When they reached the stage they were joined by Oliver Ward, who had managed to move with surprising speed, considering that he had a noticeable limp and was obliged to use a cane. His wife, Irene, was not far behind. She had a notebook in one hand.
Luther Pell and the stranger vanished behind the curtain. Ward crouched beside Pickwell and unfastened the inventor’s tuxedo jacket to expose a blood-soaked white shirt.
The theater manager evidently had been watching the demonstration from the last row. He rushed down the center aisle toward the stage.
“Is there a doctor in the house?” he shouted.

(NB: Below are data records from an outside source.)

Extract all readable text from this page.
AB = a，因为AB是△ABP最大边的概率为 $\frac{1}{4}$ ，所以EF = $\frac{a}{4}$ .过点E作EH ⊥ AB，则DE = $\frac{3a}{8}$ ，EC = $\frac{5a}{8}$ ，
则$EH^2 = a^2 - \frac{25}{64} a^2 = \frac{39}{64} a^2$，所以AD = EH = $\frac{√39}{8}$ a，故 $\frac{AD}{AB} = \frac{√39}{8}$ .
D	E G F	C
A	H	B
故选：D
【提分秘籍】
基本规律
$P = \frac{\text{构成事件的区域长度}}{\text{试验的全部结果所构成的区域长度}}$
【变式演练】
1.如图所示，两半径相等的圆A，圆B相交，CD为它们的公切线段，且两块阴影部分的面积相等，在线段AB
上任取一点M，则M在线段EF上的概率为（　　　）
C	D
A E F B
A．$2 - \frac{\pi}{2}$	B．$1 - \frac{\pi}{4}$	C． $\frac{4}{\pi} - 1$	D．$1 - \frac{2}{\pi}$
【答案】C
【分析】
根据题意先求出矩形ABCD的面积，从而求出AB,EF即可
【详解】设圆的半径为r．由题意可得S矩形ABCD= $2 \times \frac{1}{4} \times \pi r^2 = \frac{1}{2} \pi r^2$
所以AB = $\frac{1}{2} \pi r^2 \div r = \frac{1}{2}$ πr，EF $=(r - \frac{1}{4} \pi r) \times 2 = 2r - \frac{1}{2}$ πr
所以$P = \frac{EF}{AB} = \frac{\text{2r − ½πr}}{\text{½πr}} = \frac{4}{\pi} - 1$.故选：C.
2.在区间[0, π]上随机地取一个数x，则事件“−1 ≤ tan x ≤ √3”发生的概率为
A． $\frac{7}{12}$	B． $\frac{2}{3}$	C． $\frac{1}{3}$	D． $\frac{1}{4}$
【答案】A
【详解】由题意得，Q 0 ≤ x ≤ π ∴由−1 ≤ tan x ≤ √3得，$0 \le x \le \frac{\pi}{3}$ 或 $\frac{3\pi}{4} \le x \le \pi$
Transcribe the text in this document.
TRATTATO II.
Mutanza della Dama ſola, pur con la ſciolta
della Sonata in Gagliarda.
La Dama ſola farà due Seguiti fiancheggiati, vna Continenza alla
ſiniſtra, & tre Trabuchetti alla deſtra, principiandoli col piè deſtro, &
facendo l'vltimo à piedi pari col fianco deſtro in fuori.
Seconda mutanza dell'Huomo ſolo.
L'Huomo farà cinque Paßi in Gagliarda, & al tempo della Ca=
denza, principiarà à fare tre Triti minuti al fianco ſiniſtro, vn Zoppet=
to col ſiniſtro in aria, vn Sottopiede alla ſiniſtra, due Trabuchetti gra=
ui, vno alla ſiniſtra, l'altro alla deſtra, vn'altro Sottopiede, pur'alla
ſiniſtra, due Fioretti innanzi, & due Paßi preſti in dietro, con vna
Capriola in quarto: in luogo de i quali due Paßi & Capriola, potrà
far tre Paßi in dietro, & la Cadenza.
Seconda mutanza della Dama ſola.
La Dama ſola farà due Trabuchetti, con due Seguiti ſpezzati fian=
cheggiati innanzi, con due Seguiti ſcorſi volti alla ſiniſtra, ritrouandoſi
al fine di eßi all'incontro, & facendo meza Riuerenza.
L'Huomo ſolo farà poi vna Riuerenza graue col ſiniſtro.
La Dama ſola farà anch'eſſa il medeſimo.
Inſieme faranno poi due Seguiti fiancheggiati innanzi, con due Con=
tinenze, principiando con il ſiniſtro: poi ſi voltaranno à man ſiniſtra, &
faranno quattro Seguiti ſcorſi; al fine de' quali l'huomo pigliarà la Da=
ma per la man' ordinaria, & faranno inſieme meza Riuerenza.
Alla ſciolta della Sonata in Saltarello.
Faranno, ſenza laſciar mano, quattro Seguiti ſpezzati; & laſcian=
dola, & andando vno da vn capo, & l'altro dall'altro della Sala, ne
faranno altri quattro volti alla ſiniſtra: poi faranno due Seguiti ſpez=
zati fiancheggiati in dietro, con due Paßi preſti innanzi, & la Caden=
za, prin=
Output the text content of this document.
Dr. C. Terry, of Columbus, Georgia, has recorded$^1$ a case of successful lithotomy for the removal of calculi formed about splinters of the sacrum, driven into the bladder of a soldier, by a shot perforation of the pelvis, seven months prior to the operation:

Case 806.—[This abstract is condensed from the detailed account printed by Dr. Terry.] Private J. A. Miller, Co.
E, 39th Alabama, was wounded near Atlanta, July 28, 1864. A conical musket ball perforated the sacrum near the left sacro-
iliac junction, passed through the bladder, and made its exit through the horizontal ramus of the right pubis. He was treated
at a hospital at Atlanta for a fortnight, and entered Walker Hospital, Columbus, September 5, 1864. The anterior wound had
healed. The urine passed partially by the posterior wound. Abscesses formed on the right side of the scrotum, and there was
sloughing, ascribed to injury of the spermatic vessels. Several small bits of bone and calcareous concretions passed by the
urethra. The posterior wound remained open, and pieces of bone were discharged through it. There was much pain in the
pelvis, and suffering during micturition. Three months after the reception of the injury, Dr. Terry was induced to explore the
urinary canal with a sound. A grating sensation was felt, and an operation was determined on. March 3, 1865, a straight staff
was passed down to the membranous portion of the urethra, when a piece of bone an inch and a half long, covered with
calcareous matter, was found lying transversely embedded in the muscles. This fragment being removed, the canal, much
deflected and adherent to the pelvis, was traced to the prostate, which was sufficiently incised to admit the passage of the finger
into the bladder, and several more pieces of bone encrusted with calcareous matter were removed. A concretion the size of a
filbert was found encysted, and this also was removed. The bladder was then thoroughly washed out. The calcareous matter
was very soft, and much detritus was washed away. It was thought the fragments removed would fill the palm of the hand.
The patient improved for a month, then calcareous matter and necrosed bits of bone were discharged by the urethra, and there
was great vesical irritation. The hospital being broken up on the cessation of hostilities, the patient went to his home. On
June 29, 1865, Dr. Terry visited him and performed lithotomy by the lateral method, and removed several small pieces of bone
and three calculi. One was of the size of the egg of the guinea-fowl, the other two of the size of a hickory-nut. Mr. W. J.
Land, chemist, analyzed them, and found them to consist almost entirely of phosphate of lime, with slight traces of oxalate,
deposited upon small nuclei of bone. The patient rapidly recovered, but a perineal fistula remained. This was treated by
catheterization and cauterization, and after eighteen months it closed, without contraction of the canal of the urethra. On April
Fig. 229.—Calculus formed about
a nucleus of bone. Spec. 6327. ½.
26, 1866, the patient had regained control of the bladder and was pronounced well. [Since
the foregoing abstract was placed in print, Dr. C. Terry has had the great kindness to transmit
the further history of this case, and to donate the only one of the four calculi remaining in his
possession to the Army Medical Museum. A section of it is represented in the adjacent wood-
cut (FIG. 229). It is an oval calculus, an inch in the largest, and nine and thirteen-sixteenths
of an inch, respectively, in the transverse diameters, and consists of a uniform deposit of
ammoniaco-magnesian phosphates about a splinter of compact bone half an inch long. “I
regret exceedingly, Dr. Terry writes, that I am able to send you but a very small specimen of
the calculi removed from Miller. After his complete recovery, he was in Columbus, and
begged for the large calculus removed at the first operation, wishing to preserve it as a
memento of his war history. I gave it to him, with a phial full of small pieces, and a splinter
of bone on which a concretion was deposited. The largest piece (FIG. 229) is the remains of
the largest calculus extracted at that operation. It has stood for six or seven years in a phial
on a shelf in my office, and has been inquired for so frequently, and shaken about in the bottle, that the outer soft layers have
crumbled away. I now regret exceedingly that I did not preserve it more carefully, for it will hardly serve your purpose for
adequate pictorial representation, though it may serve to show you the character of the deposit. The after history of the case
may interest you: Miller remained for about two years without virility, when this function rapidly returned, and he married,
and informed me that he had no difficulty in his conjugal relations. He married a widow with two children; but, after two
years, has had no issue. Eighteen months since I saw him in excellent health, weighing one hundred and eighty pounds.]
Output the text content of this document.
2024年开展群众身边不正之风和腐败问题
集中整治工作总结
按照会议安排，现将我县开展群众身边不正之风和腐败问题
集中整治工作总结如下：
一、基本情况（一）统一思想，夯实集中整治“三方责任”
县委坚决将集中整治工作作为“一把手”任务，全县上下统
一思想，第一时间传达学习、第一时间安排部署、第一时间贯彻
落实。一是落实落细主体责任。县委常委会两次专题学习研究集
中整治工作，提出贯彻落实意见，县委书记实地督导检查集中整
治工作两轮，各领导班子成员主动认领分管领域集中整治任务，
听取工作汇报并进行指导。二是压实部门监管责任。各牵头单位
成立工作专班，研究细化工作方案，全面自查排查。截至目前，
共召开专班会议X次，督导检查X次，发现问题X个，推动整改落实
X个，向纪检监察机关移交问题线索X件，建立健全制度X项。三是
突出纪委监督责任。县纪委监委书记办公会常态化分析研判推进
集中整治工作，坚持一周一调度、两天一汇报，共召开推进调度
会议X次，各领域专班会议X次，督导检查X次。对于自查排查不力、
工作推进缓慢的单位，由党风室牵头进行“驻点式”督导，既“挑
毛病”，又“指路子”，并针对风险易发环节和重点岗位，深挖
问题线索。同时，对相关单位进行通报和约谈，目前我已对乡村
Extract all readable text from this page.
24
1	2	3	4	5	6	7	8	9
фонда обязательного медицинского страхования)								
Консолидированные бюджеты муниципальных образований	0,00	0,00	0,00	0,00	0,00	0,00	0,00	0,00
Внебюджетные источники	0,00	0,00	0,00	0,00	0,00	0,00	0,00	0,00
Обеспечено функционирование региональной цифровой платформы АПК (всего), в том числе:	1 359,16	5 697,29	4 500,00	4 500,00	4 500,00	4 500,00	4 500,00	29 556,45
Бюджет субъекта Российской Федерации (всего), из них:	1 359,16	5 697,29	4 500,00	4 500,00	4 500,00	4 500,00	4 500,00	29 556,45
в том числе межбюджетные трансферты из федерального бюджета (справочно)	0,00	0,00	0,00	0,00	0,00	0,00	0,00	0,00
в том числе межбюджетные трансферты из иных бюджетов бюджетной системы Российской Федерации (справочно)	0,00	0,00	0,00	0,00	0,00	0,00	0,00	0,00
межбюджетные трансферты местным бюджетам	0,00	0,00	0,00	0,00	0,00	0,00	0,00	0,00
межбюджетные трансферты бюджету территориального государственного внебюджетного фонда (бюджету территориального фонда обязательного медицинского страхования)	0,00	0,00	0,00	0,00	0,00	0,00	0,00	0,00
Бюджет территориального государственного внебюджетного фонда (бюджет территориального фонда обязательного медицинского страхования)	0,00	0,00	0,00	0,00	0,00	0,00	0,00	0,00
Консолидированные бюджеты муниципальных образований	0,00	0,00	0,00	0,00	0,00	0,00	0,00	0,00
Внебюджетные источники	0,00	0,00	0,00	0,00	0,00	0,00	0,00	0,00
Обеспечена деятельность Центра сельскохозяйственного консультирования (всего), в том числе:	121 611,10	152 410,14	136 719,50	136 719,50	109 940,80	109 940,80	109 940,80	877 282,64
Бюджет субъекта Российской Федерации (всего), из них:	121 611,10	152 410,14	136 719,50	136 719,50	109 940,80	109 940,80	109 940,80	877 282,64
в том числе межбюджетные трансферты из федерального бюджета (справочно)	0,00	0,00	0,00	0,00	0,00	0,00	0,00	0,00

Amalie saw a middle-aged man in the center section make his way quickly down the aisle.
“I’m a doctor,” he said in a loud voice. “Call an ambulance.”
The manager disappeared through a side door, presumably in search of a telephone.
Onstage, Ward was using both hands to try to staunch the bleeding. The doctor arrived and quickly took charge.
Luther Pell reappeared from behind the curtains. He looked at Oliver Ward and shook his head. Ward looked grim.
The stranger finally emerged from behind the curtain. He was in the act of reaching inside his white evening jacket. Amalie caught a glimpse of something metallic just before the elegantly tailored coat fell neatly back into place.
It took her a couple of seconds to comprehend what she had just seen. Then understanding struck. Like any self-respecting mobster, Luther Pell’s friend from out of town had come to the theater armed with a gun.